L’11 luglio 2023, la Corte europea dei diritti dell’uomo (CEDU) ha emesso una sentenza storica nel caso Semenya contro Svizzera, condannando quest’ultima per violazione degli articoli 8, 13 e 14 della Convenzione europea dei diritti dell’uomo (CEDU). La decisione ha fatto eco nel mondo sportivo e giuridico, mettendo in discussione il rigido controllo esercitato dal Tribunale Federale svizzero su un lodo arbitrale emesso dal Tribunale Arbitrale dello Sport (TAS) riguardante l’atleta sudafricana Caster Semenya.
Questo verdetto ha un rilevante collegamento con la controversia della pugile algerina Imane Khelif, esclusa dai Campionati Mondiali di Boxe Femminile 2023 per non conformità ai requisiti di genere stabiliti dalla International Boxing Association (IBA). Entrambi i casi sottolineano le complessità emergenti quando le regolamentazioni sportive internazionali entrano in conflitto con i diritti fondamentali degli atleti.
La sentenza
Con una sentenza storica, la Corte europea dei diritti dell’uomo (Corte EDU) ha condannato la Svizzera per violazione degli articoli 8, 13 e 14 della Convenzione europea dei diritti dell’uomo (CEDU) nel caso Semenya c. Svizzera (ricorso n. 10934/21). La Corte ha rilevato che il Tribunale Federale svizzero non ha adeguatamente esaminato le accuse di discriminazione avanzate dall’atleta sudafricana Caster Semenya contro il regolamento della World Athletics, che limita il livello di testosterone nelle atlete femminili.
La vicenda
Caster Semenya, una delle atlete più talentuose nel mezzofondo, è intersessuale, producendo naturalmente alti livelli di testosterone. Nel 2018, la World Athletics (ex IAAF) ha introdotto il “Regolamento DSD”, imponendo alle atlete con livelli elevati di testosterone di sottoporsi a trattamenti ormonali per poter competere nelle categorie femminili. Semenya ha contestato questa normativa al Tribunale Arbitrale dello Sport (TAS), sostenendo che i trattamenti ormonali hanno effetti collaterali dannosi e non adeguatamente studiati.

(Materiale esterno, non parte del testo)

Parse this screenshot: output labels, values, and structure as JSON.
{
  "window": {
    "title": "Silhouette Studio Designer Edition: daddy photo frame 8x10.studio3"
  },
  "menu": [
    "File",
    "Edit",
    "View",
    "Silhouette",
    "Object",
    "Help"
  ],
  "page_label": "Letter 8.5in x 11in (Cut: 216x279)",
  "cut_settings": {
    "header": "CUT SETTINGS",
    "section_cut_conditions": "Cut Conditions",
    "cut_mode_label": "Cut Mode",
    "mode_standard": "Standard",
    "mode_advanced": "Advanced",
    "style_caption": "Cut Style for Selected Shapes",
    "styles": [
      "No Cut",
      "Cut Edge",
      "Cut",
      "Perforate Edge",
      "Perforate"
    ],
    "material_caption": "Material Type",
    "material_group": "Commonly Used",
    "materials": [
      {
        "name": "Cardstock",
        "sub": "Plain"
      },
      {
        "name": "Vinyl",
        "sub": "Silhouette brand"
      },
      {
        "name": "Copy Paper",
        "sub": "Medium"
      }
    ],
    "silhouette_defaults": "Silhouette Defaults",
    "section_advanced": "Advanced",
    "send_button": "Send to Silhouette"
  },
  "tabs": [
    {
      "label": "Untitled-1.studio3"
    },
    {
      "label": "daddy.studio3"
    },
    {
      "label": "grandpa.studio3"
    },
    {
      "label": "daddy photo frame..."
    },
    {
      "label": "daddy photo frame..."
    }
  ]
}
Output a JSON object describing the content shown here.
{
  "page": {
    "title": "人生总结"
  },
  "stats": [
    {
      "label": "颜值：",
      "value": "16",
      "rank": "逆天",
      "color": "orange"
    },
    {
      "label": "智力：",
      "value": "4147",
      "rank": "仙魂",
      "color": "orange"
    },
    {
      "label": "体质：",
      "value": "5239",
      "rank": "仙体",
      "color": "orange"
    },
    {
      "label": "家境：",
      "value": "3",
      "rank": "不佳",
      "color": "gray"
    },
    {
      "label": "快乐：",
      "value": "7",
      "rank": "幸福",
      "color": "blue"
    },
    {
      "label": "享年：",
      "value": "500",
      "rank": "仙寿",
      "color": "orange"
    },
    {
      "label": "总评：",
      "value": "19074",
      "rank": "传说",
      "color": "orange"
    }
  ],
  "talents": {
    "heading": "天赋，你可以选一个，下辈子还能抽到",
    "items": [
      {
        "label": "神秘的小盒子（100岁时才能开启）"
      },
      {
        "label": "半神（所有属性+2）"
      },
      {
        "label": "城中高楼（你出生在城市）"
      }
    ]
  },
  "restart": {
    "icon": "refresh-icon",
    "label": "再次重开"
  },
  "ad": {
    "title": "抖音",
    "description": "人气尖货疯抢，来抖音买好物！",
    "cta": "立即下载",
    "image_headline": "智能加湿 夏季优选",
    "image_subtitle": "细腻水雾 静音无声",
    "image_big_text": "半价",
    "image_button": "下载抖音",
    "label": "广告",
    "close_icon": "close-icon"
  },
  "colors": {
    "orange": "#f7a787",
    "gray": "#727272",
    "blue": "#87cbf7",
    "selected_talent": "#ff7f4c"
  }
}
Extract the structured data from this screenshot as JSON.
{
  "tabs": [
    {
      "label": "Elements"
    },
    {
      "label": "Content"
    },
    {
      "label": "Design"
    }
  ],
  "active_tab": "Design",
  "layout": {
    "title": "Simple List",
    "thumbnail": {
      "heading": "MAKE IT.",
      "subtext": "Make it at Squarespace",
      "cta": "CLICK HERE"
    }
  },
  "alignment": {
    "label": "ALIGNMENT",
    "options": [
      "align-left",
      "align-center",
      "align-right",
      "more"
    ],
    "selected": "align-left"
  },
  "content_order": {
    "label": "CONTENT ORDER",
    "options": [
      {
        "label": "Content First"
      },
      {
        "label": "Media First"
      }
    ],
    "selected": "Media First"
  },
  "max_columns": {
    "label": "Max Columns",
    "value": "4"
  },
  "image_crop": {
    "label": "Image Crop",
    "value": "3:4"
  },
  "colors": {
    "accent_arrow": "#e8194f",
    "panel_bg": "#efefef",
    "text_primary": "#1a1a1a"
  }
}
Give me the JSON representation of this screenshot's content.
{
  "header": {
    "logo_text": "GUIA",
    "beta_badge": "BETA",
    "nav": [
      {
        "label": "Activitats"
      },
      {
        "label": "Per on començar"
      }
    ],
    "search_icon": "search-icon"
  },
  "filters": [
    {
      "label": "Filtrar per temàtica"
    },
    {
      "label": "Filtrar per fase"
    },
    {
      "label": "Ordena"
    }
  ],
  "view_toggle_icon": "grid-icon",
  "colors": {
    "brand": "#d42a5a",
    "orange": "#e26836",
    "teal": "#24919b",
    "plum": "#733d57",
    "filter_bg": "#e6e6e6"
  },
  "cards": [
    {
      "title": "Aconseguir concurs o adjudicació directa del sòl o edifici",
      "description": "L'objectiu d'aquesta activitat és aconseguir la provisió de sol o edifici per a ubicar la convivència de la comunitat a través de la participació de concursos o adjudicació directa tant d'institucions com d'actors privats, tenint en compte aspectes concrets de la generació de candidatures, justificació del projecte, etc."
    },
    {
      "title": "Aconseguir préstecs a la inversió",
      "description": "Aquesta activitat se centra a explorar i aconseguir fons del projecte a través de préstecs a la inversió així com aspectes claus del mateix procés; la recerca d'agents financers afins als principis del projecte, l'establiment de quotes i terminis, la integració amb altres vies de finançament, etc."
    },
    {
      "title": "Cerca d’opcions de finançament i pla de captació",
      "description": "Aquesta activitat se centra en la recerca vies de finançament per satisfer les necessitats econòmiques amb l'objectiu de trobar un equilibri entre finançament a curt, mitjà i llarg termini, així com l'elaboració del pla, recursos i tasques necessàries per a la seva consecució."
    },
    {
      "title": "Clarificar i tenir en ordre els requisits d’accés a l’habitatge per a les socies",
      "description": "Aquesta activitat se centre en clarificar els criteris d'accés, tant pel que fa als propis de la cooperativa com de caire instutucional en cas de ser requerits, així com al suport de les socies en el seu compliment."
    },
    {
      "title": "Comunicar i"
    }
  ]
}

Il giudizio del TAS e del Tribunale Federale svizzero
Il TAS ha riconosciuto che il regolamento, pur discriminatorio, era giustificato dalla necessità di garantire una competizione equa. Di conseguenza, Semenya ha impugnato la decisione presso il Tribunale Federale svizzero, unico organo competente per i ricorsi contro i lodi arbitrali del TAS. Tuttavia, il Tribunale Federale ha confermato la decisione del TAS, ritenendo legittima la normativa in questione.
Il ricorso alla Corte EDU
Dopo il rigetto del Tribunale Federale, Semenya ha portato il caso alla Corte EDU, sostenendo che la Svizzera aveva violato i suoi diritti garantiti dalla CEDU, tra cui il diritto al rispetto della vita privata e familiare, il diritto a un ricorso effettivo e il divieto di discriminazione.
La Corte EDU ha accolto le doglianze di Semenya, dichiarando che il Tribunale Federale svizzero non ha fornito sufficienti garanzie istituzionali e procedurali. In particolare, la Corte ha criticato l’approccio “molto ristretto” adottato dal Tribunale Federale nell’esaminare il lodo arbitrale, che non ha permesso una valutazione approfondita degli effetti collaterali dei trattamenti ormonali richiesti dal regolamento.